8 Points Plus Per Serving -- Serves 4 as an Appetizer OR (16 Points Plus Per Serving -- Serves 2 as an Entree)
20 minPrep Time
5 minCook Time
25 minTotal Time
- 1/3 cup extra virgin olive oil
- 4 to 5 medium cloves garlic, finely chopped
- 1 teaspoon crushed red pepper flakes
- 1 1/4 pounds large (20 to 25 count) shrimp, peeled and deveined
- 1 1/4 teaspoon sweet Spanish paprika
- 1 1/2 Tablespoons Pale Dry Sherry
- 3/4 teaspoon kosher salt
- freshly ground black pepper
- 2 Tablespoons finely chopped flat leaf parsley
- Peel, smash and finely chop garlic. Measure crushed red pepper flakes and combine with garlic, set aside.
- Peel shrimp ( save the shells for [Shrimp Stock . Use a paring knife or shrimp cleaner to devein each shrimp. Rinse and drain thoroughly. Add sweet paprika and to shrimp, toss to combine and set aside.

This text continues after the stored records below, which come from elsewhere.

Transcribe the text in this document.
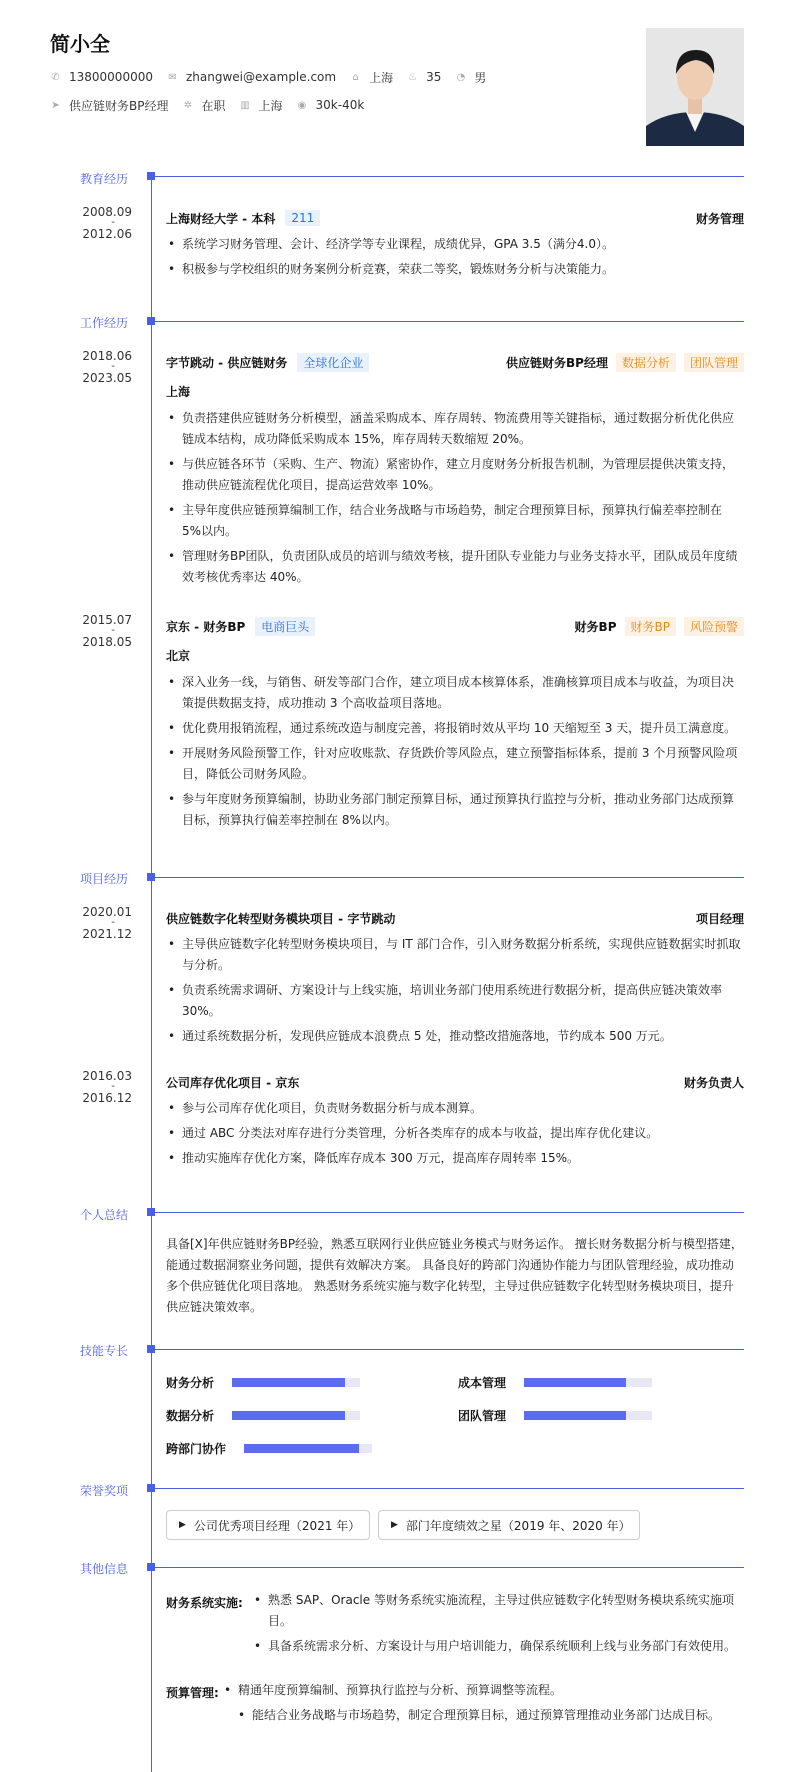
简小全
✆ 13800000000 ✉ zhangwei@example.com ⌂ 上海 ♨ 35 ◔ 男
➤ 供应链财务BP经理 ✲ 在职 ▥ 上海 ◉ 30k-40k
教育经历
2008.09
-
2012.06
上海财经大学 - 本科	211	财务管理
• 系统学习财务管理、会计、经济学等专业课程，成绩优异，GPA 3.5（满分4.0）。
• 积极参与学校组织的财务案例分析竞赛，荣获二等奖，锻炼财务分析与决策能力。
工作经历
2018.06
-
2023.05
字节跳动 - 供应链财务	全球化企业	供应链财务BP经理	数据分析	团队管理
上海
• 负责搭建供应链财务分析模型，涵盖采购成本、库存周转、物流费用等关键指标，通过数据分析优化供应链成本结构，成功降低采购成本 15%，库存周转天数缩短 20%。
• 与供应链各环节（采购、生产、物流）紧密协作，建立月度财务分析报告机制，为管理层提供决策支持，推动供应链流程优化项目，提高运营效率 10%。
• 主导年度供应链预算编制工作，结合业务战略与市场趋势，制定合理预算目标，预算执行偏差率控制在 5%以内。
• 管理财务BP团队，负责团队成员的培训与绩效考核，提升团队专业能力与业务支持水平，团队成员年度绩效考核优秀率达 40%。
2015.07
-
2018.05
京东 - 财务BP	电商巨头	财务BP	财务BP	风险预警
北京
• 深入业务一线，与销售、研发等部门合作，建立项目成本核算体系，准确核算项目成本与收益，为项目决策提供数据支持，成功推动 3 个高收益项目落地。
• 优化费用报销流程，通过系统改造与制度完善，将报销时效从平均 10 天缩短至 3 天，提升员工满意度。
• 开展财务风险预警工作，针对应收账款、存货跌价等风险点，建立预警指标体系，提前 3 个月预警风险项目，降低公司财务风险。
• 参与年度财务预算编制，协助业务部门制定预算目标，通过预算执行监控与分析，推动业务部门达成预算目标，预算执行偏差率控制在 8%以内。
项目经历
2020.01
-
2021.12
供应链数字化转型财务模块项目 - 字节跳动	项目经理
• 主导供应链数字化转型财务模块项目，与 IT 部门合作，引入财务数据分析系统，实现供应链数据实时抓取与分析。
• 负责系统需求调研、方案设计与上线实施，培训业务部门使用系统进行数据分析，提高供应链决策效率 30%。
• 通过系统数据分析，发现供应链成本浪费点 5 处，推动整改措施落地，节约成本 500 万元。
2016.03
-
2016.12
公司库存优化项目 - 京东	财务负责人
• 参与公司库存优化项目，负责财务数据分析与成本测算。
• 通过 ABC 分类法对库存进行分类管理，分析各类库存的成本与收益，提出库存优化建议。
• 推动实施库存优化方案，降低库存成本 300 万元，提高库存周转率 15%。
个人总结
具备[X]年供应链财务BP经验，熟悉互联网行业供应链业务模式与财务运作。 擅长财务数据分析与模型搭建，能通过数据洞察业务问题，提供有效解决方案。 具备良好的跨部门沟通协作能力与团队管理经验，成功推动多个供应链优化项目落地。 熟悉财务系统实施与数字化转型，主导过供应链数字化转型财务模块项目，提升供应链决策效率。
技能专长
财务分析	成本管理
数据分析	团队管理
跨部门协作
荣誉奖项
▶ 公司优秀项目经理（2021 年）	▶ 部门年度绩效之星（2019 年、2020 年）
其他信息
财务系统实施:	• 熟悉 SAP、Oracle 等财务系统实施流程，主导过供应链数字化转型财务模块系统实施项目。
• 具备系统需求分析、方案设计与用户培训能力，确保系统顺利上线与业务部门有效使用。
预算管理:	• 精通年度预算编制、预算执行监控与分析、预算调整等流程。
• 能结合业务战略与市场趋势，制定合理预算目标，通过预算管理推动业务部门达成目标。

- Finely chop parsley, measure 2 Tablespoons and place in small dish until ready to use. Measure sherry.
- Heat a large frying pan or cast-iron skillet over medium heat. Once hot, add olive oil. Heat oil and then add garlic and red pepper flakes. Cook for 1 minute, stirring continuously.
- Raise heat to high and add shrimp, sweet paprika and sherry. Stir to mix paprika into oil and cook until shrimp are pink, about 3 to 4 minutes.
- Remove from heat, season with salt and black pepper (about 15 to 20 turns). Serve topped with finely chopped parsley and Enjoy!